The NBA has missed him. There’s no shortage of the spectacular when LeBron James, Anthony Davis, and—let’s not waste our time; the list is long—are playing each night; still, there’s no replacing Curry. We spent years calling Golden State unwatchable because the Warriors were too good, but when you did tune in, Curry put a temporary plug on your complaints. Chances are you’ve seen him break a record live, or at the very least, come close. Curry’s scurries and flurries are one of the most entertaining themes the NBA has to offer. He’s known for his efficiency, but what comes before the shot is hardly efficient. Curry doesn’t go from Point A to Point B on a drive; he loops around defenders, rocks, swings, doubles back, and crosses Go before laying it in. It’s like he’s spitballing, like his body’s incessant flailing is buying time for his mind to make the right move. Sometimes he pulls up from 30 feet or half court or Napa Valley, and it never gets to that point. And then he winks, as if we’re all old friends.

I still think of Curry as part of the new wave of NBA. He’s 31, and he’s no unicorn, but he is the godfather of a very specific type of basketball, the egregiously deep shooting, improvisational, dancing, prancing sort of guard bleeding into the league. We’ve grieved Curry’s loss all season, but he’s been here. In Trae Young, Buddy Hield, Devin Booker, and many more household names to be.

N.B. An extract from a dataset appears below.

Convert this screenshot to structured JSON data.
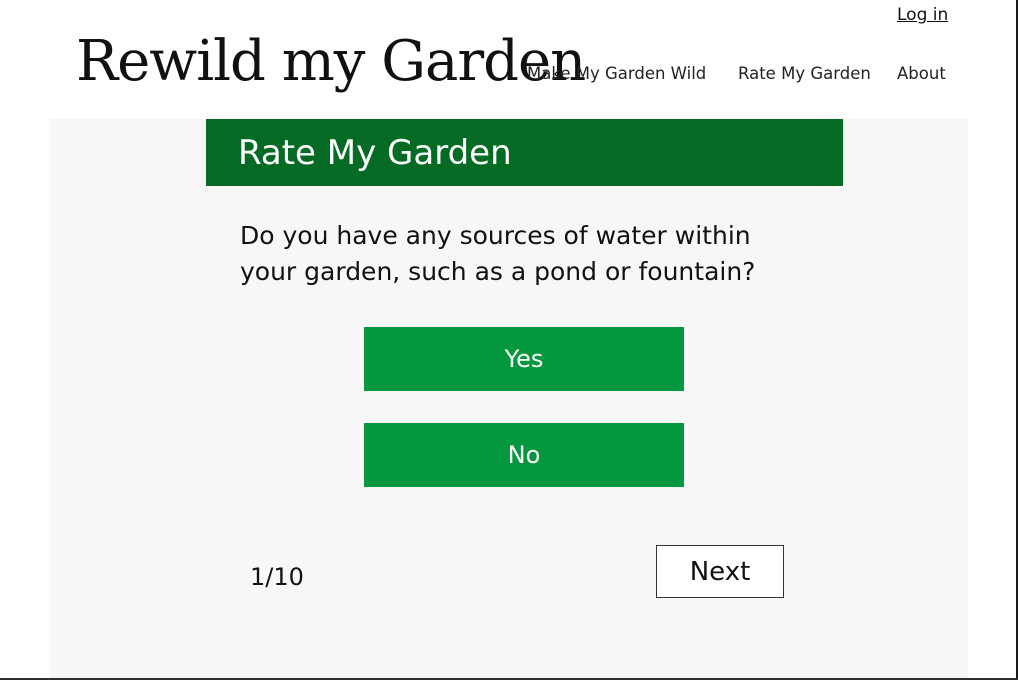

Curry is about to embark on the next stage of his career. His team isn’t at the top anymore. Thompson’s return next season likely won’t be enough by itself to take the Warriors back to those historic heights. The Splash Brothers will be a League Pass team at minimum, a playoff competitor at best. Curry won’t ever lead that powerful of a dynasty again, unless, of course, the unthinkable happens, and those Giannis-to–Golden State rumors turn out to be more than delirious Northern California hope. It wouldn’t be the first time that a long-limbed superstar decided he wanted to play with the league’s most singular superstar. Curry will probably never reach that glorious, multi-championship, 73-win height again. But he’ll sure as hell be fun to watch.